The Seattle Times Co. today told its staff that it will reduce the newspaper's workforce by about 200, through layoff and attrition, and cut $15 million from the company's operating budget this year. Those figures are approximate, says spokesperson Jill Mackie. She said about two-thirds of the job cuts would result in actual layoffs, while a third are positions not presently filled. The company's Seattle-area employment is 1,845 full and part time people.
The magnitude of the layoff in coming months will depend to some degree on how many employees might be willing to volunteer to be laid off, with severance benefits. In a memo to employees, Alayne Fardella, the executive in charge of human resources, said the present estimate is 131 layoffs and 60 "frozen" positions going unfilled.
The Seattle Times newsroom of several hundred workers will see elimination of 49 positions, with 30 people being laid off and 19 unfilled jobs staying that way. The paper plans to close bureaus in Snohomish County and in the Eastside suburbs, according to people familiar with the plan.
The announcement comes during a time of turmoil in the newspaper business, with legacy print products attracting fewer readers and advertising dollars, while Web readership and advertising, though increasing, are failing to cover the gap. Though it is the state's biggest-circulation newspaper, The Seattle Times has been hit particularly hard, executives say, due to a 49-day strike in 2000-01 and a three-year legal battle with Seattle Post-Intelligencer owner Hearst over the two papers' joint operating agreement.
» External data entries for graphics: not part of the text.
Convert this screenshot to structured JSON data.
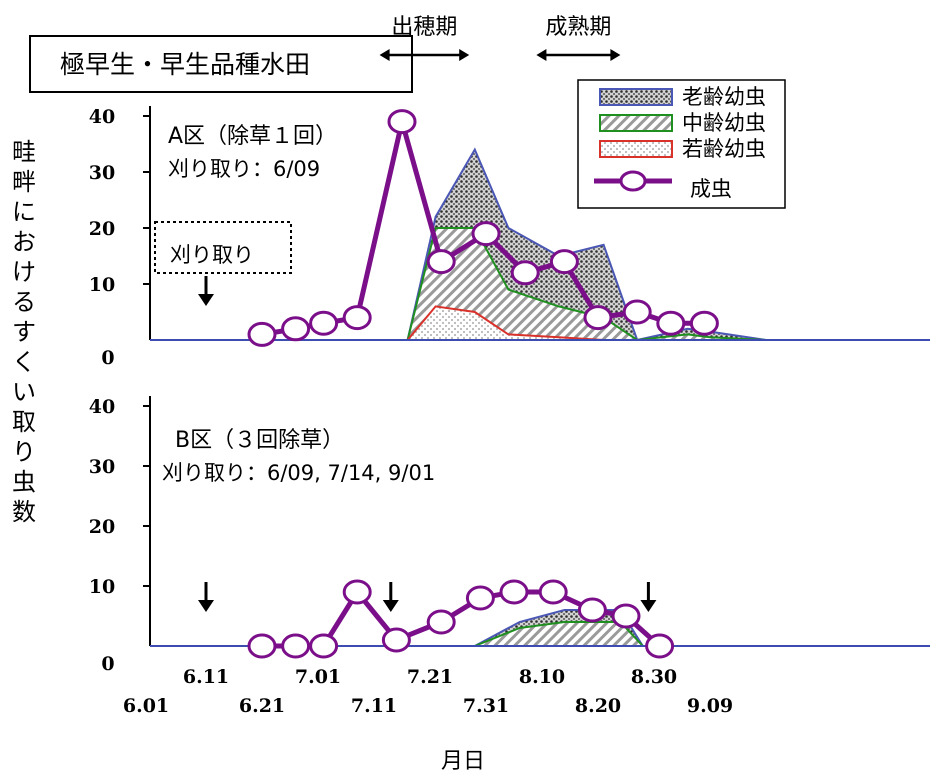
{
  "chart_data": {
    "type": "area",
    "title": "極早生・早生品種水田",
    "ylabel": "畦畔におけるすくい取り虫数",
    "xlabel": "月日",
    "ylim": [
      0,
      40
    ],
    "yticks": [
      "0",
      "10",
      "20",
      "30",
      "40"
    ],
    "stages": [
      {
        "label": "出穂期",
        "x": [
          41,
          57
        ]
      },
      {
        "label": "成熟期",
        "x": [
          69,
          84
        ]
      }
    ],
    "legend": [
      {
        "key": "old",
        "label": "老齢幼虫",
        "color": "#4b57b4",
        "fill": "dots"
      },
      {
        "key": "mid",
        "label": "中齢幼虫",
        "color": "#1f8f1f",
        "fill": "hatch"
      },
      {
        "key": "young",
        "label": "若齢幼虫",
        "color": "#d9322a",
        "fill": "dots-light"
      },
      {
        "key": "adult",
        "label": "成虫",
        "color": "#7b0f8a",
        "fill": "line-marker"
      }
    ],
    "xticks": [
      {
        "label": "6.01",
        "x": 0,
        "row": 2
      },
      {
        "label": "6.11",
        "x": 10,
        "row": 1
      },
      {
        "label": "6.21",
        "x": 20,
        "row": 2
      },
      {
        "label": "7.01",
        "x": 30,
        "row": 1
      },
      {
        "label": "7.11",
        "x": 40,
        "row": 2
      },
      {
        "label": "7.21",
        "x": 50,
        "row": 1
      },
      {
        "label": "7.31",
        "x": 60,
        "row": 2
      },
      {
        "label": "8.10",
        "x": 70,
        "row": 1
      },
      {
        "label": "8.20",
        "x": 80,
        "row": 2
      },
      {
        "label": "8.30",
        "x": 90,
        "row": 1
      },
      {
        "label": "9.09",
        "x": 100,
        "row": 2
      }
    ],
    "panels": [
      {
        "name": "A区",
        "label": "A区（除草１回）",
        "mow_label": "刈り取り：6/09",
        "mow_box": "刈り取り",
        "mow_x": [
          10
        ],
        "adult": {
          "x": [
            20,
            26,
            31,
            37,
            45,
            52,
            60,
            67,
            74,
            80,
            87,
            93,
            99
          ],
          "y": [
            1,
            2,
            3,
            4,
            39,
            14,
            19,
            12,
            14,
            4,
            5,
            3,
            3
          ]
        },
        "old": {
          "x": [
            46,
            51,
            58,
            64,
            73,
            81,
            87,
            96,
            100,
            110
          ],
          "y": [
            0,
            22,
            34,
            20,
            15,
            17,
            0,
            2,
            1.5,
            0
          ]
        },
        "mid": {
          "x": [
            46,
            51,
            58,
            64,
            73,
            81,
            87,
            96,
            100,
            110
          ],
          "y": [
            0,
            20,
            20,
            9,
            6,
            4,
            0,
            1,
            0.5,
            0
          ]
        },
        "young": {
          "x": [
            46,
            51,
            58,
            64,
            73,
            81,
            87,
            110
          ],
          "y": [
            0,
            6,
            5,
            1,
            0.5,
            0,
            0,
            0
          ]
        }
      },
      {
        "name": "B区",
        "label": "B区（３回除草）",
        "mow_label": "刈り取り：6/09, 7/14, 9/01",
        "mow_x": [
          10,
          43,
          89
        ],
        "adult": {
          "x": [
            20,
            26,
            31,
            37,
            44,
            52,
            59,
            65,
            72,
            79,
            85,
            91
          ],
          "y": [
            0,
            0,
            0,
            9,
            1,
            4,
            8,
            9,
            9,
            6,
            5,
            0
          ]
        },
        "old": {
          "x": [
            58,
            66,
            74,
            84,
            88,
            110
          ],
          "y": [
            0,
            4,
            6,
            6,
            0,
            0
          ]
        },
        "mid": {
          "x": [
            58,
            66,
            74,
            84,
            88,
            110
          ],
          "y": [
            0,
            3,
            4,
            4,
            0,
            0
          ]
        },
        "young": {
          "x": [
            58,
            110
          ],
          "y": [
            0,
            0
          ]
        }
      }
    ]
  }
}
Layoffs in business departments of the Times will affect the P-I to some degree because the Times handles advertising sales, production, and distribution for both papers. Employees of the Times were told of the plan at noon-hour meetings at company headquarters in South Lake Union. At the P-I office a mile away, Publisher Roger Oglesby said: "The P-I has no layoffs planned at this time, but that is not to say layoffs won't happen here at some point, too."
Last month, citing financial hardship, the company put up for sale three daily newspapers in Maine – the Portland Press Herald and Maine Sunday Telegram, the Kennebec Journal in Augusta, and the Morning Sentinel in Waterville. Besides The Seattle Times flagship, the company also owns two other dailies in Washington – the Yakima Herald-Republic and Walla Walla Union-Bulletin – as well as the NWsource.com Web portal.
In a memo to the Seattle Times Co. staff, CEO and Times Publisher Frank Blethen and Times Co. President Carolyn Kelly said the layoffs were "to better align our expenses to the reduced revenue we now anticipate."
"We recognize and regret that these decisions have a considerable impact on people's lives," the memo said.
Some Times staff members slated to be cut were notified in the newsroom shortly after the announcement, according to a union official.
Last month, Times Co. officials said the newspaper's print revenue fell by 10.7 percent in January and February and online revenue fell by 6.5 percent. "Our circumstances are in line with the newspaper industry nationally," the memo said.
Last month, Editor & Publisher, a newspaper industry trade publication, said all but three of the nation's top 30 newspaper Web sites had traffic gains in February, with both The Seattle Times and P-I showing increases. Citing figures gathered by Nielsen Online, E&P said traffic to the Times Web site rose 13.3 percent in February 2008, compared to February 2007, while the P-I recorded a 33.9 percent increase in February Web traffic compared to a year earlier.
Sandra Kataoka, a spokesperson for the Pacific Northwest Newspaper Guild, which represents Times and P-I staffers, said news and ad employees at the Times had received layoff notices. The union has not been formally notified of the layoffs, Kataoka said.
According to a posting on the Guild's website, P-I officials told members of the newspaper's staff in February that the paper had lost $30 million since 2000 and that it was facing its most substantial loss this year. In an e-mail to Crosscut, Publisher Oglesby declined to confirm the union's post, noting that Hearst, which owns the P-I, is privately held and does not release financial information. Oglesby added, however, "there's no reason to believe the P-I will be profitable this year."